All that’s required to eliminate judge-shopping is a renewed respect for and enforcement of our Constitution.

Disingenuosity Example

And one that’s typical of the Leftist objections to the Trump administration’s temerity in enforcing our nation’s immigration laws. The example is a sign that’s ubiquitous at Leftist protests and at Leftist overt interferences with ICE arrests.

It’s certainly true that no human being is illegal. The disingenuosity of the Leftist “protestors” is centered there, as they ignore the underlying principle: what human beings do often is illegal. In the context of immigration, what human beings do that’s illegal is breaking into or sneaking into our nation in violation of our immigration laws. Their illegal behavior is compounded by the next crime they commit: hiding in some way, whether directly or through anonymity, and remaining in our nation illegally.

These intrinsically non-illegal human beings need to be apprehended and held accountable for their intrinsically illegal behaviors: jailed for their immigration crimes, or more simply deported.

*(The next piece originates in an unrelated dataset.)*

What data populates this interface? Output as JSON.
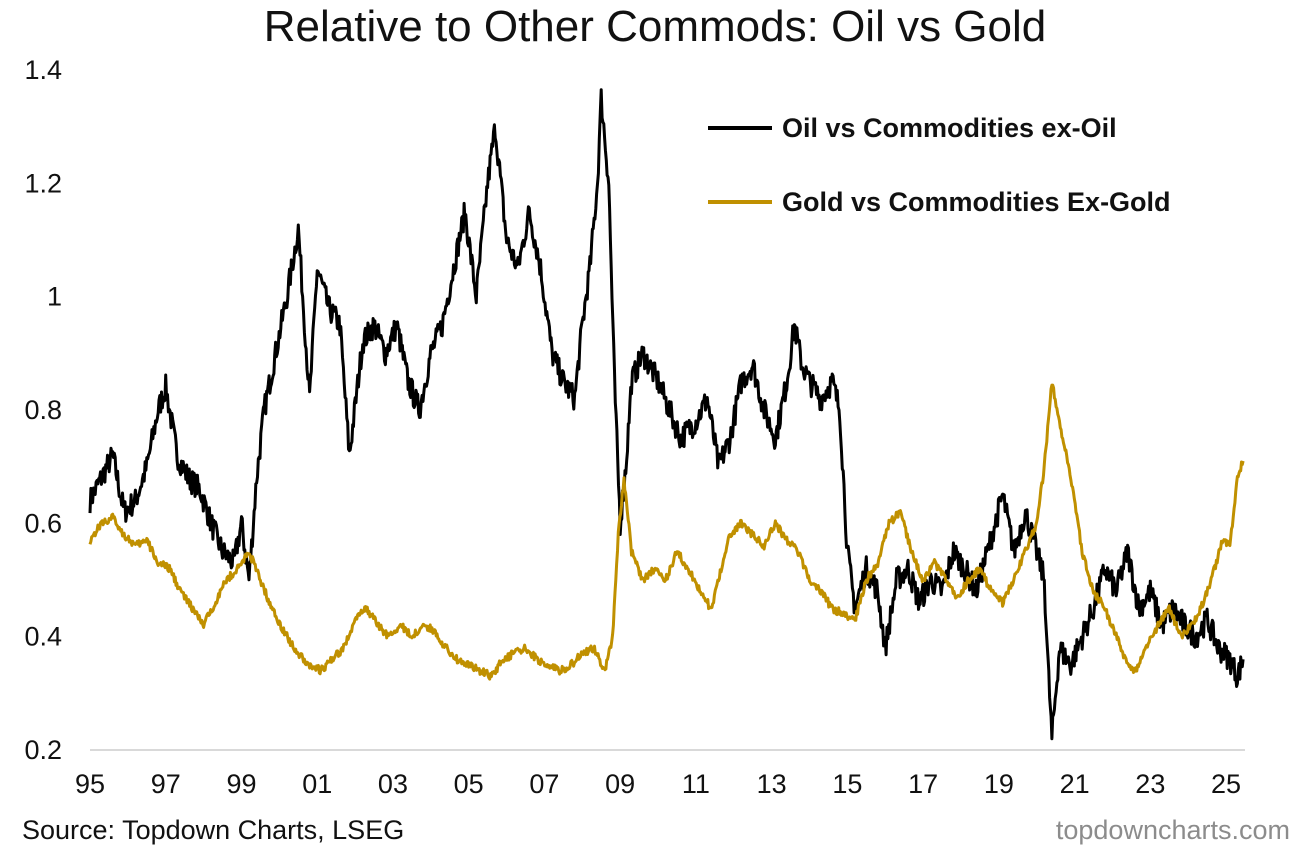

But of course, Leftists and the politicians of their Progressive-Democratic Party insist that the actions of illegal aliens, perpetrated by intrinsically non-illegal human beings, also are intrinsically non-illegal.

All Too Typical

Progressive-Democratic Party candidate for New York City mayor and currently sitting City Comptroller says it’s remarkable that he was arrested by ICE agents, two of whom were themselves immigrants, for his obstruction of their arrest of an illegal alien and that he’s sad and angry over the arrest.

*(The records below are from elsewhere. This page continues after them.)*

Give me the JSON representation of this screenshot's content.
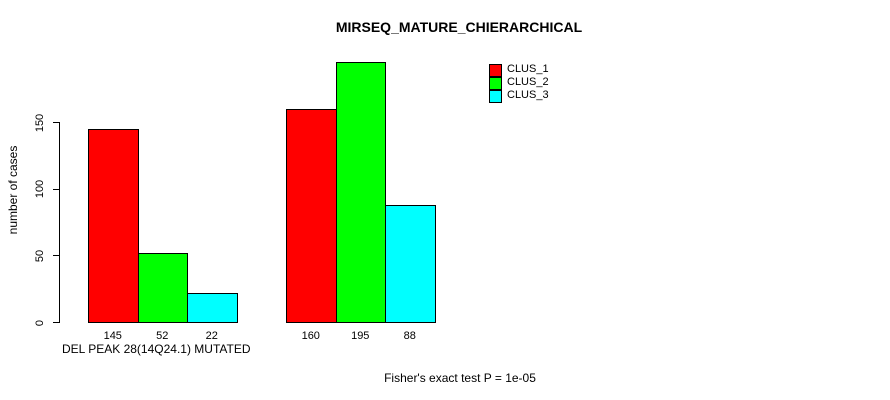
{
  "title": "MIRSEQ_MATURE_CHIERARCHICAL",
  "chart_data": {
    "type": "bar",
    "title": "MIRSEQ_MATURE_CHIERARCHICAL",
    "xlabel": "DEL PEAK 28(14Q24.1) MUTATED",
    "ylabel": "number of cases",
    "series": [
      "CLUS_1",
      "CLUS_2",
      "CLUS_3"
    ],
    "colors": [
      "#ff0000",
      "#00ff00",
      "#00ffff"
    ],
    "groups": [
      {
        "label": "DEL PEAK 28(14Q24.1) MUTATED",
        "values": [
          145,
          52,
          22
        ]
      },
      {
        "label": "",
        "values": [
          160,
          195,
          88
        ]
      }
    ],
    "bar_value_labels": [
      [
        "145",
        "52",
        "22"
      ],
      [
        "160",
        "195",
        "88"
      ]
    ],
    "yticks": [
      0,
      50,
      100,
      150
    ],
    "ylim": [
      0,
      195
    ],
    "grid": false,
    "legend_position": "top-right",
    "annotation": "Fisher's exact test P = 1e-05"
  },
  "legend": {
    "items": [
      {
        "label": "CLUS_1",
        "color": "#ff0000"
      },
      {
        "label": "CLUS_2",
        "color": "#00ff00"
      },
      {
        "label": "CLUS_3",
        "color": "#00ffff"
      }
    ]
  },
  "colors": {
    "axis": "#000000",
    "text": "#000000",
    "background": "#ffffff"
  }
}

This is all too typical of Progressive-Democratic Party politicians: they profess to see no difference between immigrants, such as those two ICE agents, and the illegal alien whom those agents were arresting.

It’s also all too typical of Progressive-Democratic politicians that they think laws, especially laws about obstructing law enforcement personnel, don’t apply to them.

These are just two more examples of Party’s intrinsic disdain for those law and order that isn’t of their construction.